El martes pasado llegué a Bogotá a las 8:00 de la noche en un vuelo procedente de los EE.UU.
Venían varias parejas de norteamericanos. Una, en especial, traía la gran ilusión de conocer Colombia.
El avión parqueó en la pista porque todos los puentes de abordaje estaban ocupados y la pista también repleta de aeronaves.
En buses, muy regularcitos de Avianca, nos trasladaron al muelle internacional. Yo miraba a los gringos y todavía los veía sonrientes.
Cuando entramos al "túnel" para la inmigración su cara cambió.
No había colas. Era una montonera de mil quinientas personas, por lo menos. Habían llegado simultáneamente por lo menos seis o siete vuelos internacionales.
Se respiraba la angustia de los pasajeros, nacionales y extranjeros, que temían perder sus conexiones a las diferentes ciudades del país. La pareja norteamericana no podía creer lo que veía. Era el desorden desordenado.
No sabían lo que les esperaba. Al pasar a la sala donde se recoge el equipaje todo era un pandemónium. ¿Se imaginan ustedes el equipaje de más de mil personas?
Ya los gringos tenían cara de desespero. Venían para Medellín y creían que perderían el vuelo.
Una vez hecha la fila para las conexiones, después de haber pasado las inspecciones de aduana, debimos esperar, con una espera eterna, los vetustos buses para ir al puente aéreo.
Entre aviones, unos parqueados, otros remolcados y carros con equipajes, nos abrimos paso para tomar el vuelo a Medellín.
Los gringuitos arremolinados en el bus, miraban ya con ojos desorbitados.
También venía un paisa procedente de la India y que completaba cuarenta y ocho horas de vuelo.
"Qué pena con los extranjeros, dijo, ¿este es el aeropuerto de entrada al país? ¿El de Bogotá, su capital?"
Bueno... subimos al avión que nos traía a Medellín... ya estábamos sentados pero era necesario esperar media hora, según dijo el comandante, por tráfico aéreo en Bogotá.
No importa. La pareja de norteamericanos estaba sentadita, y con expresión resignada.
Salió el vuelo y renació en ellos la satisfacción. Iban a conocer "la Ciudad de la eterna primavera".
Aterrizamos en medio de un aguacero de padre y señor mío.

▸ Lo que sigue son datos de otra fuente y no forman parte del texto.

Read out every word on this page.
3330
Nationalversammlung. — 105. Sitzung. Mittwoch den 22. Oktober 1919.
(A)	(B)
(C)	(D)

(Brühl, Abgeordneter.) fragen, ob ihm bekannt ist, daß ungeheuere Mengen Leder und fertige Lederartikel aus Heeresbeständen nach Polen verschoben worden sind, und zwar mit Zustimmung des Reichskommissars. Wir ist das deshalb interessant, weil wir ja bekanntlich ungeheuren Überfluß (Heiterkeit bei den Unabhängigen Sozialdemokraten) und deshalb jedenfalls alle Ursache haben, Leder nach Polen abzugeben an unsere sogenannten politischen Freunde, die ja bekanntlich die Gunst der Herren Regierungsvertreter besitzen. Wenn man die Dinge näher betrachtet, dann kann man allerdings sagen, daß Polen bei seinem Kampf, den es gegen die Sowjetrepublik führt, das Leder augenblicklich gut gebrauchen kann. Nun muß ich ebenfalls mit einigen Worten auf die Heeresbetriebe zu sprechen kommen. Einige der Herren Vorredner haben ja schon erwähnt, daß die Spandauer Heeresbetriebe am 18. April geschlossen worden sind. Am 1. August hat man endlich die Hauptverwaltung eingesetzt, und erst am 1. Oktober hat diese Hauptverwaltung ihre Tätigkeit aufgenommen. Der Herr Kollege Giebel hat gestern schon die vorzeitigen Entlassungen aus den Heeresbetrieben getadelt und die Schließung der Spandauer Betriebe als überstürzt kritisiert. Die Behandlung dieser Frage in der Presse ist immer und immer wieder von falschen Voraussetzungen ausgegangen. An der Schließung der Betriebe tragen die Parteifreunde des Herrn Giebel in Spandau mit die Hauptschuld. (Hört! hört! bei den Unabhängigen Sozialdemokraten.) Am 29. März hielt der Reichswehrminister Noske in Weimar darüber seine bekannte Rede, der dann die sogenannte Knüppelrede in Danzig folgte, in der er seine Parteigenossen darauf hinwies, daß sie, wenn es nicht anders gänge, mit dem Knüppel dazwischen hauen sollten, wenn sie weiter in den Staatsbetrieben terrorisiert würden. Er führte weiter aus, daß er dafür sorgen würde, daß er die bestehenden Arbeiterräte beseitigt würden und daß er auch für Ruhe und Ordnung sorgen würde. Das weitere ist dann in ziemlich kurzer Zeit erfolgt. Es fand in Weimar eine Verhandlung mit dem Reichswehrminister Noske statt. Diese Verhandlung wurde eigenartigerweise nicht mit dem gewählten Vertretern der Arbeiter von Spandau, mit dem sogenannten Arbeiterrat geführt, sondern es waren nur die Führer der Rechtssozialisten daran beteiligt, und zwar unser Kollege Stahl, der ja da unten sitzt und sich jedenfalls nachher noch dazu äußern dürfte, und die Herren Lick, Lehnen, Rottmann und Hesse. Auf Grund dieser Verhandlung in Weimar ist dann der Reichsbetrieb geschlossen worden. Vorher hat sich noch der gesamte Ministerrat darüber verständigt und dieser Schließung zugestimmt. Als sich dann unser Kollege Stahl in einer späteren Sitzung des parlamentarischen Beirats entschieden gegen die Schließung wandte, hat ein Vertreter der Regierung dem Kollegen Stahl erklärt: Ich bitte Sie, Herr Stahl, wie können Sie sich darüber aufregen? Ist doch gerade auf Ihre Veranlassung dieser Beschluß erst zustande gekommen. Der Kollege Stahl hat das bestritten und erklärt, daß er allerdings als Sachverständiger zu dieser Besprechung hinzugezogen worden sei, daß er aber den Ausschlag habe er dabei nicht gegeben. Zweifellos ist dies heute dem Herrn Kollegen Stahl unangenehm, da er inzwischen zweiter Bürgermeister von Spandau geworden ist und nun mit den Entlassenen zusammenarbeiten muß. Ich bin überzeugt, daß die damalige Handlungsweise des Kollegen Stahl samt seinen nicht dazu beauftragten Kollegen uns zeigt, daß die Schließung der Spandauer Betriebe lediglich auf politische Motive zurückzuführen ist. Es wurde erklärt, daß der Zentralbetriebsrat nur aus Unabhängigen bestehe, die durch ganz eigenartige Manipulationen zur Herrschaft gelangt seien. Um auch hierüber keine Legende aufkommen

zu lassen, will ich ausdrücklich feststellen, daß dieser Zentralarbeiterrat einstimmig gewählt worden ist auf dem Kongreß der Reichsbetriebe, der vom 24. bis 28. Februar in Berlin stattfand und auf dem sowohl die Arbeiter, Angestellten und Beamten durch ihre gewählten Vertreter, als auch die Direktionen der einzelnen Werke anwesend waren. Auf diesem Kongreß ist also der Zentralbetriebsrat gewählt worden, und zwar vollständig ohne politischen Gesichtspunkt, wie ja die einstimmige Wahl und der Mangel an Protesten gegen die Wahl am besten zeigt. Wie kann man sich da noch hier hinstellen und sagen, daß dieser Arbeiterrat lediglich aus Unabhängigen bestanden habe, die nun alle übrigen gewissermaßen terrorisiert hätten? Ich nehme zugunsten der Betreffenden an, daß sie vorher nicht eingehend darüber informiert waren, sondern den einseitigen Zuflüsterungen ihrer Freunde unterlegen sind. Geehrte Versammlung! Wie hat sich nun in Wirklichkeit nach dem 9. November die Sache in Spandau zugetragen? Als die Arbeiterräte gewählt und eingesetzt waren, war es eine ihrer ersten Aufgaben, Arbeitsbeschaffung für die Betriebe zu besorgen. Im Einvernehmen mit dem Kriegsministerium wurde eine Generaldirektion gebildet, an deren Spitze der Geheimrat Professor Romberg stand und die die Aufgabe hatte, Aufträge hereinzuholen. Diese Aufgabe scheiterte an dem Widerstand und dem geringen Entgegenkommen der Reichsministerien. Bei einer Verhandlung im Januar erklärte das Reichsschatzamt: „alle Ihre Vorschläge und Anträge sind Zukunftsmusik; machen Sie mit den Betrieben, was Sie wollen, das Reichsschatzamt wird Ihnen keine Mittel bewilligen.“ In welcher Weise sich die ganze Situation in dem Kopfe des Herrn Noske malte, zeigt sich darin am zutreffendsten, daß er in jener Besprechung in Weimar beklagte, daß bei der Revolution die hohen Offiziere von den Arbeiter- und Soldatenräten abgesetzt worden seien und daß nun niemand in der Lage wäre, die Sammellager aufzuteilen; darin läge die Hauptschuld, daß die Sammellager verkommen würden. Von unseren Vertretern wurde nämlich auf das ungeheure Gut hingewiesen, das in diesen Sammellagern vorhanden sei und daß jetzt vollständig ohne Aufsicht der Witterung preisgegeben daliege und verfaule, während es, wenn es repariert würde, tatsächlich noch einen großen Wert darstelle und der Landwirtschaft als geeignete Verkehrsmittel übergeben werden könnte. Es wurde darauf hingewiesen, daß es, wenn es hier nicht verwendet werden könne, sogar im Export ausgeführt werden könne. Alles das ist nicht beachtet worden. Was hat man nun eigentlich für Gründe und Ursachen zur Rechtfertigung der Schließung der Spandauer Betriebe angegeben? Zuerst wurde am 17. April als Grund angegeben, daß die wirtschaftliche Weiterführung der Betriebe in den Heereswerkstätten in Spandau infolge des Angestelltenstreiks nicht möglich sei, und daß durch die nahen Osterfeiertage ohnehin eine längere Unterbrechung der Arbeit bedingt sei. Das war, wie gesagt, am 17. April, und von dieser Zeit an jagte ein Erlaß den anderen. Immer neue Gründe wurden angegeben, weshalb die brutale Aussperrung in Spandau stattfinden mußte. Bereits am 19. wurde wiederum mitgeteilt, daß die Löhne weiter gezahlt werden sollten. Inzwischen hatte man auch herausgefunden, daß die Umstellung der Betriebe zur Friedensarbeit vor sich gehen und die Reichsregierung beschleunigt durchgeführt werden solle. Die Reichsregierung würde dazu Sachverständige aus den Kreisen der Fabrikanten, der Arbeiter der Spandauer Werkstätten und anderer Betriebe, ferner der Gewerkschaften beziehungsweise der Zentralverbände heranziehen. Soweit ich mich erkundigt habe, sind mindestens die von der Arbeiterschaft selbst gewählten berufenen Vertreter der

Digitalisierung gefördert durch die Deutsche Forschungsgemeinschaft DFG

Debimos bajarnos del avión, con maleta de mano y paraguas en la otra, para recorrer parte de la pista, pues aún no hay puentes de abordaje.
Yo miré de reojo a los gringos y no puedo describirles su expresión.
Alguien nos guió para que entráramos justamente por el mismo sitio por el cual descargan el equipaje.
Llegaban, nuestros visitantes a lo que se llama el aeropuerto de la segunda ciudad del país.
Me acerqué a despedirme de ellos. Eran las once y media de la noche. Sentí vergüenza. La vergüenza que deberían sentir el director de la Aerocivil y el Ministro de Transporte con los colombianos y, sobre todo, con los extranjeros que diariamente deben soportar estas mismas torturas.
Lo que el señor norteamericano me expresó en su incipiente español, lo dice todo: "nos entraron como maletas".